O que, no Brasil, deveria ser tratado como política de Estado, ultrapassando, portanto, o período de quatro anos de um mandato presidencial, e o que poderia ser encarado como uma política de governo? Tanto no que se refere à política propriamente dita como à política pública, a resposta a esta questão requer explicitação complexa por envolver muitos fatores.

O primeiro é que a Constituição de 1988 já determina os princípios do que se poderia chamar de políticas de Estado. O artigo 3º explicita esses princípios, que devem ser seguidos por toda e qualquer política de governo. Entre esses princípios, está o da erradicação da pobreza e da marginalização e o da redução das desigualdades sociais e regionais, assim como a proibição de qualquer tipo de discriminação. No mesmo veio, o artigo 6º detalha os direitos sociais que se aplicam aos cidadãos, direitos esses que, uma vez regulamentados, se transformam em políticas públicas. Assim, constituem direitos dos cidadãos o acesso à educação, saúde, trabalho, moradia, lazer, segurança, previdência social, proteção à maternidade e à infância e assistência aos desamparados.

No entanto, a explicitação constitucional de princípios e direitos requer regulamentação para sua efetiva implementação. Por isso, a partir de 1994, emendas constitucionais foram aprovadas regulamentando a política de educação e saúde, e a Lei Orgânica da Assistência Social regulamentou a política de seguridade social não contributiva, ou seja, aquela que visa “ao enfrentamento da pobreza, à garantia dos mínimos sociais e ao provimento de condições para atender contingências sociais”.

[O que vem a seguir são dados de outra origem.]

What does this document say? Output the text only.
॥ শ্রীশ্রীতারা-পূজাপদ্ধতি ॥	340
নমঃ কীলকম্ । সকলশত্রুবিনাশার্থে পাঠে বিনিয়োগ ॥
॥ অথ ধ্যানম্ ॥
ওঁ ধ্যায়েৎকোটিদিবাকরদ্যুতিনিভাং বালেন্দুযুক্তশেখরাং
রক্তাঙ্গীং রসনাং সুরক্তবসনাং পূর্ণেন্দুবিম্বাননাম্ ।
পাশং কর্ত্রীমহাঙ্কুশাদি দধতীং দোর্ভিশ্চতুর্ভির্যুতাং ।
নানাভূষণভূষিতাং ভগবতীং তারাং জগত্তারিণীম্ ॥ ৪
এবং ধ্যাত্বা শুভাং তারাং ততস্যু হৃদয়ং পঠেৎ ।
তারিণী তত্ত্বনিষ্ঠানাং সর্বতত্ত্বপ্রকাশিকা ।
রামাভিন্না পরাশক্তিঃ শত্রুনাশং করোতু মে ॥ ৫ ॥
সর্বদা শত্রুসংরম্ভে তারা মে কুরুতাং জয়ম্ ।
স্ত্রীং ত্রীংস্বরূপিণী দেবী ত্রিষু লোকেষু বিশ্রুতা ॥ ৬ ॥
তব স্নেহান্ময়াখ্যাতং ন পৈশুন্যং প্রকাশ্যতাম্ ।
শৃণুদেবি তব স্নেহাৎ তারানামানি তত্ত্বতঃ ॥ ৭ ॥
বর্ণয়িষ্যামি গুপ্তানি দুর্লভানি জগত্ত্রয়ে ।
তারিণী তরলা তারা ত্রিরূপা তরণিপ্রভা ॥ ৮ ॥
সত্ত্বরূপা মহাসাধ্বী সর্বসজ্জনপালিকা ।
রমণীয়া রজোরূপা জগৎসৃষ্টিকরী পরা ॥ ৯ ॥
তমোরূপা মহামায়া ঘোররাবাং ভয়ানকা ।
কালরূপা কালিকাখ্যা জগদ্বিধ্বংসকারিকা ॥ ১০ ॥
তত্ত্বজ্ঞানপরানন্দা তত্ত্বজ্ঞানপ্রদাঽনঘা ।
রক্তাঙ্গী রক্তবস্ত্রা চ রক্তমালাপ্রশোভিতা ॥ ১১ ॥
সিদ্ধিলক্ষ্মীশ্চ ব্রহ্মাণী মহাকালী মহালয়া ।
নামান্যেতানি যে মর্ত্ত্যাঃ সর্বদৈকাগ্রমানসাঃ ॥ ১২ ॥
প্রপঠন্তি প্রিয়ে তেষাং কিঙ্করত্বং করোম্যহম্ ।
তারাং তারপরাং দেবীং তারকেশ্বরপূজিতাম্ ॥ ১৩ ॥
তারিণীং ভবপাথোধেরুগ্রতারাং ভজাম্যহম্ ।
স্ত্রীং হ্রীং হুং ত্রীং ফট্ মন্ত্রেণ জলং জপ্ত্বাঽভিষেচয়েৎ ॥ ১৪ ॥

Isto posto, a pergunta que se segue é o que tornou possível transformar alguns direitos sociais constitucionalizados – saúde básica, educação fundamental e assistência monetária aos mais pobres – em políticas. Acredito que as razões foram de três ordens. Do lado da política, 1994 marca o início da estabilidade política, com os presidentes da República cumprindo integralmente seus mandatos, depois dos tumultuados anos iniciais da redemocratização. Do lado macroeconômico, 1994 também marca o início da política de ajuste fiscal, que permitiu o controle da até então indomável inflação brasileira. Marca também o crescimento da receita federal, o que permitiu bancar os custos financeiros desses três direitos sociais. Do lado institucional, os constituintes de 1988, que seguiram a tendência das constituições brasileiras desde a de 1934, de constitucionalizar inúmeras políticas públicas, tiveram a sabedoria de tornar as regras para emendar a Constituição relativamente fáceis de serem cumpridas, tanto em relação às constituições anteriores como em relação à maioria das constituições dos países democráticos. Portanto, razões de ordem política, financeira, macroeconômica e institucional tornaram possível a transformação de alguns direitos sociais em ações concretas. Isso significa que conceder o status de políticas de Estado a políticas de governo é não só desnecessário, dada a sua constitucionalização, como a efetiva implementação de políticas requer a combinação de muitas variáveis.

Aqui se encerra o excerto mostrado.